Exercise 2: Interpreting video art

I found Sam Taylor-Wood's Still Life unappealing when I first started watching the time lapse video of rotting fruit. The fruit sits on a plate on a table against a dull, neutral background and gradually does what any living thing does when it dies: it decays. The camera stays in a fixed position during the shoot, meaning that the only movement to register in the frame is that of the subject itself.

Surprisingly, it does move. And this is what sets it apart from the "still life" tradition of painting that Taylor-Wood references both in the way she presents the fruit and in the title she gives the work. While still life paintings often hint symbolically and statically at decay, the artist uses time and technology to show the process at work. A plastic pen lying on the table belongs to the contemporary world and does not change during the video: its material has no life in it, or on it (as far as we can see). 

The movement in the video also suggests that even in the face of death there is "still life" present: spores and insects live on the host and change its shape while consuming it. There are ebbs and flows of mini "circles of life" taking place on and within the dead fruit. 

The key to seeing all this is the ability to play with time photographically, which allows us to remain attentive through a process for which we wouldn't usually have the patience or interest. Taylor-Wood might be saying to us, "Slow down: you're missing a lot of life." 

The same attentiveness to the passing of time and uncomfortable detail is present in a number of Taylor-Wood's other video works, such as A Little Death (2002; a time-lapse of a rotting rabbit's corpse), Pieta (2001; a real-time observation of a couple mirroring the pose of Michelangelo's sculpture), and Hysteria (1997; a video of a woman who seems to move gradually from joyous laughter to hysterics... and back again?).

The subject matter of Taylor-Wood's Still Life (and other works) does not always appeal to me but I can appreciate the way she uses time in her pieces. 

Exercise 4: Looking at context

Looking at Damien Hirst's The Physical Impossibility of Death in the Mind of Someone Living, 1991

Write down a few words giving your first reaction to the piece.  

Puzzlement; uncertainty; grasping at meaning

Do you have an emotional response to it? 

No, no particular emotional response. It leaves me unmoved. 

What do you think it's about? 

It's static, frozen artificially in time (won't rot like any natural dead thing would). The shark looks like it's alive and swimming, but it's not. It looks as though it is threatening, but it is not.  Is it a caricature of a shark or of life? Is it about the appearance of life in death? The persistence of memory?
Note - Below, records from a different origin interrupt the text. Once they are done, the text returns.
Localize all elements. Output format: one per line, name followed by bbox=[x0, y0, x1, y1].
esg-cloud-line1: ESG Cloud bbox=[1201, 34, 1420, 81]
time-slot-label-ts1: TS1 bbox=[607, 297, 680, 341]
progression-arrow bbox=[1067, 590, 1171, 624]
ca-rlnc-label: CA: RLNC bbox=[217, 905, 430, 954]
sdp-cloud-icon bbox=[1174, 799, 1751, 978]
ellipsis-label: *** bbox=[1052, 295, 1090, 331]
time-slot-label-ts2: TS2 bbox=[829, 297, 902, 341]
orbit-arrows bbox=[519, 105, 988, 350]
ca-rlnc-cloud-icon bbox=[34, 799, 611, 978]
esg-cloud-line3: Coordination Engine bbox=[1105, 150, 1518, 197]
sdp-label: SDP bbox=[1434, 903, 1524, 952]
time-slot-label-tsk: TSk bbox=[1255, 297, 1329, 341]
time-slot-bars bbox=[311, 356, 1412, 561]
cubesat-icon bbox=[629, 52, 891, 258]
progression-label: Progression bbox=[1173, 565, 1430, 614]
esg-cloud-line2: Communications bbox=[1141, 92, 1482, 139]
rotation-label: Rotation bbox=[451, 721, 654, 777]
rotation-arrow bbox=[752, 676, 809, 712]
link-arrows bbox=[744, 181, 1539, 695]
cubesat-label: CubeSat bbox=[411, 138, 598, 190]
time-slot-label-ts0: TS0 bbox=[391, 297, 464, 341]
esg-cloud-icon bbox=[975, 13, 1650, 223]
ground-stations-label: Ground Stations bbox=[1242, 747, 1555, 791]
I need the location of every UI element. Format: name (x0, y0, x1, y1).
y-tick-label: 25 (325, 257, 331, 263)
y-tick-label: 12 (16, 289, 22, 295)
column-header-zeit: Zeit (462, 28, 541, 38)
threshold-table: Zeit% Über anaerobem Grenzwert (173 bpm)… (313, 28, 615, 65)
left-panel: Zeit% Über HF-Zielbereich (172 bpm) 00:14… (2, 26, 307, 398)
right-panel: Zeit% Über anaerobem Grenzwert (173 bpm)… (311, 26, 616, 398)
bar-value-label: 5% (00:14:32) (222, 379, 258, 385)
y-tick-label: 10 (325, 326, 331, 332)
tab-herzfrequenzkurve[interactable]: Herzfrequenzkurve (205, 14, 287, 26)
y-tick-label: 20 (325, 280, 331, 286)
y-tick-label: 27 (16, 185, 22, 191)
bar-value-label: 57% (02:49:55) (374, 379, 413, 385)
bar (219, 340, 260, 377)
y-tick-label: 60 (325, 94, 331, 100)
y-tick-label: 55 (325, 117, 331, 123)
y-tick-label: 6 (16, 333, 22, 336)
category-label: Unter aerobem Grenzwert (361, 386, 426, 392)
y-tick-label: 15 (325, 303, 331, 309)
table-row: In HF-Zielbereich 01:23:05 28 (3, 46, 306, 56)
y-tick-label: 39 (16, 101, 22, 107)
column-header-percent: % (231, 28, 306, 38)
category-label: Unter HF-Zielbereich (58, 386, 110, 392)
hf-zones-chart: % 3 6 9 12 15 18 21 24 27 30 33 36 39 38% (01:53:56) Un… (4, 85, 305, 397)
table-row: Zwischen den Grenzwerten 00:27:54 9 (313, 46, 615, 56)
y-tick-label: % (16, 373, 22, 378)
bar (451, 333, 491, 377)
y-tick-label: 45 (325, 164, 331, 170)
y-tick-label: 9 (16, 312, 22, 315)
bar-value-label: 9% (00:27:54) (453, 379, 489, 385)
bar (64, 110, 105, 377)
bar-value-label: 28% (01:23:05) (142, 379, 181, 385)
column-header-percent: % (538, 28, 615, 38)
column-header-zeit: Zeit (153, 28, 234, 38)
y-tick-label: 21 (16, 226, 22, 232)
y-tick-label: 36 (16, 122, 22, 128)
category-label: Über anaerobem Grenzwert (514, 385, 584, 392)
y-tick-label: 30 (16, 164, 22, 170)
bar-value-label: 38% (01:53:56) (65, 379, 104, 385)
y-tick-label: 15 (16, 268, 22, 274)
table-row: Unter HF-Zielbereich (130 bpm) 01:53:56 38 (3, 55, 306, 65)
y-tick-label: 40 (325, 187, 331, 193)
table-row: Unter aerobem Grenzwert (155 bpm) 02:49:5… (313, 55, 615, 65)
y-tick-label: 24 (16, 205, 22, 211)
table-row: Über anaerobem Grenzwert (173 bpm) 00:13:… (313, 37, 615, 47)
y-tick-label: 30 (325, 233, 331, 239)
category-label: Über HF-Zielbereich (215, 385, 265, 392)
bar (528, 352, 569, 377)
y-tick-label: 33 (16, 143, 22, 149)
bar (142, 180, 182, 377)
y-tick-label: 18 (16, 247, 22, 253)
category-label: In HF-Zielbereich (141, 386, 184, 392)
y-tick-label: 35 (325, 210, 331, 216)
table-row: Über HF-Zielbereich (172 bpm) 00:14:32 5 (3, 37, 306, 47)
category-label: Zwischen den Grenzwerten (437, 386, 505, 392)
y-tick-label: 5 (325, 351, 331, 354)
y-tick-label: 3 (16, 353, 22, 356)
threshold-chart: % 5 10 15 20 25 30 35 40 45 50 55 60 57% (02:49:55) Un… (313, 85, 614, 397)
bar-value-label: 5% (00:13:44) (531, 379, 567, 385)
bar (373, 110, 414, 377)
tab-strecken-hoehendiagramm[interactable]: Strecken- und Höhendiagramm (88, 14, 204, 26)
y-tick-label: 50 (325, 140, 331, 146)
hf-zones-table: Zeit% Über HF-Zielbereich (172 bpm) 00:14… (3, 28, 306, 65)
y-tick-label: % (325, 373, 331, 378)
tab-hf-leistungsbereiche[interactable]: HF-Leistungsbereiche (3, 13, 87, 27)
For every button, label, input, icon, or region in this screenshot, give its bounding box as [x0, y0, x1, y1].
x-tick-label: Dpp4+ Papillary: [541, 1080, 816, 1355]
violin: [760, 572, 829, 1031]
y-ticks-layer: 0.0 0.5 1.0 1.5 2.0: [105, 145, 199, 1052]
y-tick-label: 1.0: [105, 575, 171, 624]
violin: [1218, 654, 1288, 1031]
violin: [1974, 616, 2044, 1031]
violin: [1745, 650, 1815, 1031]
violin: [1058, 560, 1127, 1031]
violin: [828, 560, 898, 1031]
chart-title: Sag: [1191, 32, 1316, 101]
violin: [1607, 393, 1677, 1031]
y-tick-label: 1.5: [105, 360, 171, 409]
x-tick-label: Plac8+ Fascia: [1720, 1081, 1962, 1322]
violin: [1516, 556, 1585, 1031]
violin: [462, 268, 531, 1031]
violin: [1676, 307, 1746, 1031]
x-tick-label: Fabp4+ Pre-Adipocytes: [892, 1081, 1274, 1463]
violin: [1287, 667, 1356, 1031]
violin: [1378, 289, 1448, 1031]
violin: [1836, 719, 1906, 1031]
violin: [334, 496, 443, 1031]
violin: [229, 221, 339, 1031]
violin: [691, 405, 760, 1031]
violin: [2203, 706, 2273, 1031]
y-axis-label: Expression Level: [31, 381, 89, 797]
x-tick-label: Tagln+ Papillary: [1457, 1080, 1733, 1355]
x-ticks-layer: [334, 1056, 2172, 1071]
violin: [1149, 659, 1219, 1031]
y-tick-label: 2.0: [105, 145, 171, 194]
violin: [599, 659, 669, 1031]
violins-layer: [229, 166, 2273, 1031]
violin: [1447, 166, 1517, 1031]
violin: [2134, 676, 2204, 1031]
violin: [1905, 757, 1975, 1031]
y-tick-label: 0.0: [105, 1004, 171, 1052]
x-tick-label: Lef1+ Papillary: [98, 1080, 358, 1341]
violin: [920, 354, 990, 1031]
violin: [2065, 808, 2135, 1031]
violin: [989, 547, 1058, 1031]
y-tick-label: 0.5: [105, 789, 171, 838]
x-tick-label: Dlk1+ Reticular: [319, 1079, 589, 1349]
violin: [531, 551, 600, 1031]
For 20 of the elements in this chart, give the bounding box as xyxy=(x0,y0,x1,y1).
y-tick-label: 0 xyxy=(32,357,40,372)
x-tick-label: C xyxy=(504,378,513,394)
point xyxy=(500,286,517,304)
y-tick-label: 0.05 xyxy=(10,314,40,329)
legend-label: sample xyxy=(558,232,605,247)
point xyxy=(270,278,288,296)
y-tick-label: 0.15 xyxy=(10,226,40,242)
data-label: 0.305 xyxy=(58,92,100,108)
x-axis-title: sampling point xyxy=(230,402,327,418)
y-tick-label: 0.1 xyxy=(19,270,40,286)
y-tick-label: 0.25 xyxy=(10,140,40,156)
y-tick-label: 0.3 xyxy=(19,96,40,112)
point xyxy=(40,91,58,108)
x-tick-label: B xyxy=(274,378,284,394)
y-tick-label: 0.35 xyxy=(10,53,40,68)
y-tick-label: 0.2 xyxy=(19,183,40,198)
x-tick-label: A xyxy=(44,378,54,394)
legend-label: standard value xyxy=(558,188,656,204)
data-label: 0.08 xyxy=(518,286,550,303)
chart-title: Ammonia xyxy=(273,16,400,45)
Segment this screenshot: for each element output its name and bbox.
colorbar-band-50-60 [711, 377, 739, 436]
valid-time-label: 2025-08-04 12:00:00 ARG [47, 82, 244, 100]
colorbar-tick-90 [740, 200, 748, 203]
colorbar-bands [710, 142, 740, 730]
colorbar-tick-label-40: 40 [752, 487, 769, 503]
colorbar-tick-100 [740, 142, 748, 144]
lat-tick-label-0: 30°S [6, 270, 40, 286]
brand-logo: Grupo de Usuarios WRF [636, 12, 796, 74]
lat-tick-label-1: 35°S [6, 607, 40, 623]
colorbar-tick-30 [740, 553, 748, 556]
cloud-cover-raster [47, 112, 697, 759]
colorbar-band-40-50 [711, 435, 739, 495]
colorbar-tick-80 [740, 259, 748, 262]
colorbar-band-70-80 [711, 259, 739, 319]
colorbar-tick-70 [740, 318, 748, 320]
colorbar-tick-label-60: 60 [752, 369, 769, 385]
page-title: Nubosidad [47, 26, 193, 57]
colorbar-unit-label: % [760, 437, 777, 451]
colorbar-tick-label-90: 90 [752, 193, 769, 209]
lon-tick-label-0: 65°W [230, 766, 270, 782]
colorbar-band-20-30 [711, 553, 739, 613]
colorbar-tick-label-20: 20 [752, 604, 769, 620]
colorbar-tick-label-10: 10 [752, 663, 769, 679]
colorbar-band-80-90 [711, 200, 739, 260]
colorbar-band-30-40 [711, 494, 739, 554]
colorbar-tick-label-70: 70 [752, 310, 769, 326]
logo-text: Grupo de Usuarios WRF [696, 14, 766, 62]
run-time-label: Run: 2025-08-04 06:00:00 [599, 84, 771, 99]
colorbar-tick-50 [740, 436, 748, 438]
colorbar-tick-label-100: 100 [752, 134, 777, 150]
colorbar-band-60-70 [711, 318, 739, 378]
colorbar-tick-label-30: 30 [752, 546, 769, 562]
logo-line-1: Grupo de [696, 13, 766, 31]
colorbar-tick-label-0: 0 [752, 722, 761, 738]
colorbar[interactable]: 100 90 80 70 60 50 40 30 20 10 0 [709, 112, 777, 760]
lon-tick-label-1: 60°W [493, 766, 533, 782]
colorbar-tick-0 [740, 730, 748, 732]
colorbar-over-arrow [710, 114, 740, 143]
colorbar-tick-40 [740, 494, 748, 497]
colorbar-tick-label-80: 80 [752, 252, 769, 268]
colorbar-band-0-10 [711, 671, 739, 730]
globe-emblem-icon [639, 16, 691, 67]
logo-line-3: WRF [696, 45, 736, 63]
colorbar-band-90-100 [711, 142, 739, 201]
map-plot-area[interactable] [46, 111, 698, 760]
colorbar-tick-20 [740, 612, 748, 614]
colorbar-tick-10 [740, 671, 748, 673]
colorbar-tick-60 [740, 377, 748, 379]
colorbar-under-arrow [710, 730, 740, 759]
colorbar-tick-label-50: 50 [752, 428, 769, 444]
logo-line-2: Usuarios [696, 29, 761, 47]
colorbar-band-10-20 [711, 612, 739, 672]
It's hard to say with any certainty. 

 What do you think about the title? 

The title is ambiguous: the impossibility of whose death -- the thinker's or someone being thought of? Is the title even related to the piece or is it a joke on the viewer?

 

Looking at Edwaert Collier's Still Life with a Volume of Wither's 'Emblemes,' 1696

 Write down a few words giving your first reaction to the piece.  

Visually rich; lots to explore; engages the mind

 Do you have an emotional response to it? 

There is some immediate comfort in the familiarity, but the piece feels old-fashioned and tired.

 What do you think it's about?

This was a fairly common type of painting, generally a lesson about the certainty of death and how that knowledge should inspire us to sober reflection and living.

 What do you think about the title?

The title is bluntly descriptive of the image, but doesn't allude to any deeper meaning. It does make me wonder what Wither's Emblemes was about, though.

 

Of the two works, Hirst's definitely makes me work harder. With Collier I'm on more familiar ground and have a frame of reference that helps me to interpret it, even if not completely or perfectly. With Hirst, I'm quite lost without a guide to help me understand.